Key Technical Details

Affected Components

  • src/interfaces/ecpg/preproc/ — the ECPG grammar and output functions
  • Specifically: the grammar rules for descriptor header items and the output_get_descr_header() function

Scope of the Bug

  • Affects PostgreSQL versions 14 through 18
  • Impacts both GET DESCRIPTOR and SET DESCRIPTOR statements
  • Only affects the header-level items (COUNT), not the VALUE-level items (which have a different code path)

Testing Considerations

The patch initially had no regression tests because "we cannot compile such a test program in the first place" — the bug manifests as a C compilation failure, which is hard to test in the standard regression framework.
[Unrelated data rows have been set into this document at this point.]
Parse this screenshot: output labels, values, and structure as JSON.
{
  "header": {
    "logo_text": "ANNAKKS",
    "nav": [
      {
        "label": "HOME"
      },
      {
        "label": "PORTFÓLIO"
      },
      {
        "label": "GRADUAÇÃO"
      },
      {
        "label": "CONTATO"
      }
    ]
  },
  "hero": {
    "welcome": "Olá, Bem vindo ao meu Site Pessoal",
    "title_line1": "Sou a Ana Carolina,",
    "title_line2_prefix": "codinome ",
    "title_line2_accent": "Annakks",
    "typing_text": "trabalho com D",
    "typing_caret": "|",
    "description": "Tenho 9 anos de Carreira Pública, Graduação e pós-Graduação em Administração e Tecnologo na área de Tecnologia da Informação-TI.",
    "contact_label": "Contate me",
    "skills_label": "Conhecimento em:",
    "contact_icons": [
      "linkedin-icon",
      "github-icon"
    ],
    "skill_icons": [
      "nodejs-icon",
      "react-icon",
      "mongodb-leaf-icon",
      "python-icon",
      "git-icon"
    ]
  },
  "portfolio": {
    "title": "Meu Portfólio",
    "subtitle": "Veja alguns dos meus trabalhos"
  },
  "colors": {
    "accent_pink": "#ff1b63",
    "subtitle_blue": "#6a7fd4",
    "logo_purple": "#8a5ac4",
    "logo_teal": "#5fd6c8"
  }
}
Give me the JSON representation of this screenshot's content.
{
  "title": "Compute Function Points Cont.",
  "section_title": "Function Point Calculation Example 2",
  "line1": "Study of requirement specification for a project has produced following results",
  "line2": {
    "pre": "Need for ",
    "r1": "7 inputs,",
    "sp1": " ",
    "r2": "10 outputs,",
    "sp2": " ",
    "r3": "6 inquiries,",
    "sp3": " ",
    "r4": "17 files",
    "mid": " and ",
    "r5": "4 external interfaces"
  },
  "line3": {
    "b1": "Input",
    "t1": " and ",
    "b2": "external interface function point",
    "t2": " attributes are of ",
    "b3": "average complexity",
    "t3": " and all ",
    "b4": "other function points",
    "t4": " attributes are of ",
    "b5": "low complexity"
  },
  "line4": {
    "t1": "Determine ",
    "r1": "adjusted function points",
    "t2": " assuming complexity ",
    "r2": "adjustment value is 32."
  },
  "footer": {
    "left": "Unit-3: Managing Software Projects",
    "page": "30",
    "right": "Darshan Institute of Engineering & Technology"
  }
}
However, Fujii Masao identified that ECPG already has TAP tests that can detect errors/warnings from the preprocessor itself, and provided an additional patch adding such tests.

Design Decision Rationale

The decision to restrict rather than extend is well-justified:

  1. Principle of least surprise: Specifying COUNT multiple times in GET DESCRIPTOR is semantically redundant (you'd get the same value in multiple variables). While harmless, it's not useful enough to warrant implementation effort.

  2. SET DESCRIPTOR ambiguity: For SET DESCRIPTOR ... :v1 = count, :v2 = count, the semantics would be truly undefined — which value wins? This argues against supporting the syntax.

  3. Compatibility: Matching Pro*C's restriction ensures portability for users migrating embedded SQL code between systems.

  4. Minimal risk: Removing a broken feature that no one uses is safer than implementing new code generation logic.